Matthew Geramita (University of Michigan) then spoke on “X-Ray Spectroscopy, the Ellen Richards Prize, and Nuclear Proliferation: The Inspiring Life of Katherine Chamberlain.” Chamberlain earned her doctorate at the University of Michigan and continued work there with George Lindsay on X-ray spectroscopy during the 1920s. When she explained a secondary absorption line observed by Dirk Coster, she was awarded the Richards Prize for outstanding young women scientists, which enabled her to work with J. J. Thomson at the Cavendish Laboratory. Returning to the States, she taught photography at Wayne State University in Detroit and wrote a widely read textbook on the subject. The atomic bomb inspired her support of efforts to control nuclear weapons through the popular movement for a world government. Despite the failure of that movement as the Cold War deepened, she remained undeterred in the effort to control these weapons.

Michael Friedlander (Washington University, St. Louis) took the audience “From Alamogordo to the Nuclear Test-Ban Treaty.” As nuclear weapons testing continued during the years following Alamogordo, and with attention being drawn to the spread of radioactive fallout by Adlai Stevenson’s 1956 presidential campaign, the Greater St. Louis Citizens Committee for Nuclear Information was formed in March 1958. It pursued an active campaign to educate the public on nuclear radiation and on the dangers of fallout.
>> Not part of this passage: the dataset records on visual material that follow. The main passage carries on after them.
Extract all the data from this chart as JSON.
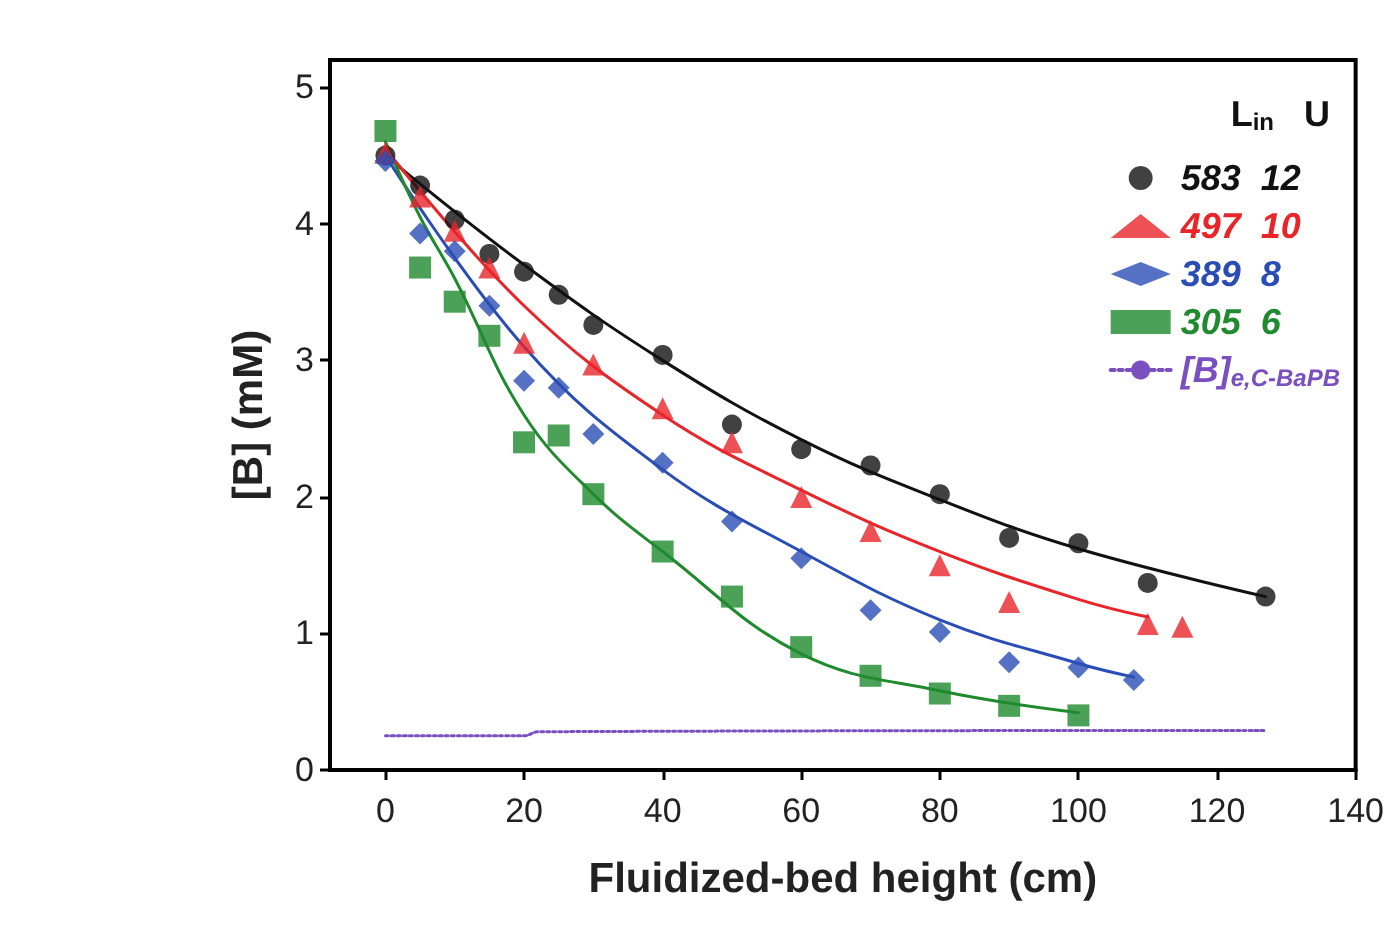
{
  "chart_data": {
    "type": "scatter",
    "xlabel": "Fluidized-bed height (cm)",
    "ylabel": "[B] (mM)",
    "legend_title": "L$_{in}$   U",
    "legend": "top right",
    "grid": false,
    "xlim": [
      -8,
      140
    ],
    "xticks": [
      0,
      20,
      40,
      60,
      80,
      100,
      120,
      140
    ],
    "ylim": [
      0,
      5.2
    ],
    "yticks": [
      0,
      1,
      2,
      3,
      4,
      5
    ],
    "series": [
      {
        "name": "583  12",
        "color": "#111111",
        "marker": "circle",
        "x": [
          0,
          5,
          10,
          15,
          20,
          25,
          30,
          40,
          50,
          60,
          70,
          80,
          90,
          100,
          110,
          127
        ],
        "values": [
          4.5,
          4.28,
          4.03,
          3.78,
          3.65,
          3.48,
          3.26,
          3.04,
          2.53,
          2.35,
          2.23,
          2.02,
          1.7,
          1.66,
          1.37,
          1.27
        ]
      },
      {
        "name": "497  10",
        "color": "#e8262a",
        "marker": "triangle",
        "x": [
          0,
          5,
          10,
          15,
          20,
          30,
          40,
          50,
          60,
          70,
          80,
          90,
          110,
          115
        ],
        "values": [
          4.52,
          4.2,
          3.95,
          3.68,
          3.13,
          2.97,
          2.65,
          2.4,
          2.0,
          1.75,
          1.5,
          1.23,
          1.07,
          1.05
        ]
      },
      {
        "name": "389  8",
        "color": "#2a4db5",
        "marker": "diamond",
        "x": [
          0,
          5,
          10,
          15,
          20,
          25,
          30,
          40,
          50,
          60,
          70,
          80,
          90,
          100,
          108
        ],
        "values": [
          4.46,
          3.93,
          3.8,
          3.4,
          2.85,
          2.8,
          2.46,
          2.25,
          1.82,
          1.55,
          1.17,
          1.01,
          0.79,
          0.75,
          0.66
        ]
      },
      {
        "name": "305  6",
        "color": "#1f8a2e",
        "marker": "square",
        "x": [
          0,
          5,
          10,
          15,
          20,
          25,
          30,
          40,
          50,
          60,
          70,
          80,
          90,
          100
        ],
        "values": [
          4.68,
          3.68,
          3.43,
          3.18,
          2.4,
          2.45,
          2.02,
          1.6,
          1.27,
          0.9,
          0.69,
          0.56,
          0.47,
          0.4
        ]
      },
      {
        "type": "line",
        "color": "#111111",
        "marker": "none",
        "x": [
          0,
          20,
          40,
          60,
          80,
          100,
          127
        ],
        "values": [
          4.5,
          3.7,
          3.0,
          2.42,
          1.98,
          1.62,
          1.27
        ]
      },
      {
        "type": "line",
        "color": "#e8262a",
        "marker": "none",
        "x": [
          0,
          20,
          40,
          60,
          80,
          100,
          110
        ],
        "values": [
          4.55,
          3.4,
          2.6,
          2.05,
          1.6,
          1.25,
          1.12
        ]
      },
      {
        "type": "line",
        "color": "#2a4db5",
        "marker": "none",
        "x": [
          0,
          20,
          40,
          60,
          80,
          100,
          108
        ],
        "values": [
          4.5,
          3.1,
          2.2,
          1.6,
          1.1,
          0.78,
          0.68
        ]
      },
      {
        "type": "line",
        "color": "#1f8a2e",
        "marker": "none",
        "x": [
          0,
          5,
          10,
          20,
          30,
          40,
          60,
          80,
          100
        ],
        "values": [
          4.6,
          4.05,
          3.6,
          2.6,
          2.02,
          1.6,
          0.85,
          0.58,
          0.42
        ]
      },
      {
        "type": "line",
        "name": "[B]$_{e,C-BaPB}$",
        "color": "#7a4fc0",
        "marker": "none",
        "line_style": "dotted",
        "x": [
          0,
          20,
          22,
          127
        ],
        "values": [
          0.25,
          0.25,
          0.28,
          0.29
        ]
      }
    ]
  }
}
Linus Pauling’s petition plus Committee lectures, press information, and Congressional testimony helped to bring about the Limited Test-Ban Treaty of 1963, which may be regarded as the direct result of public concern over fallout. Likewise, criticism by the Committee and Alaskan scientists of the plan to excavate an Alaskan harbor using nuclear explosions inspired public opposition and led to cancellation of the plan. These examples demonstrate that scientists’ warnings can have public impact when the scientists stick to the facts and to their expertise, especially when they translate their technical knowledge of a problem into terms the general public can readily understand.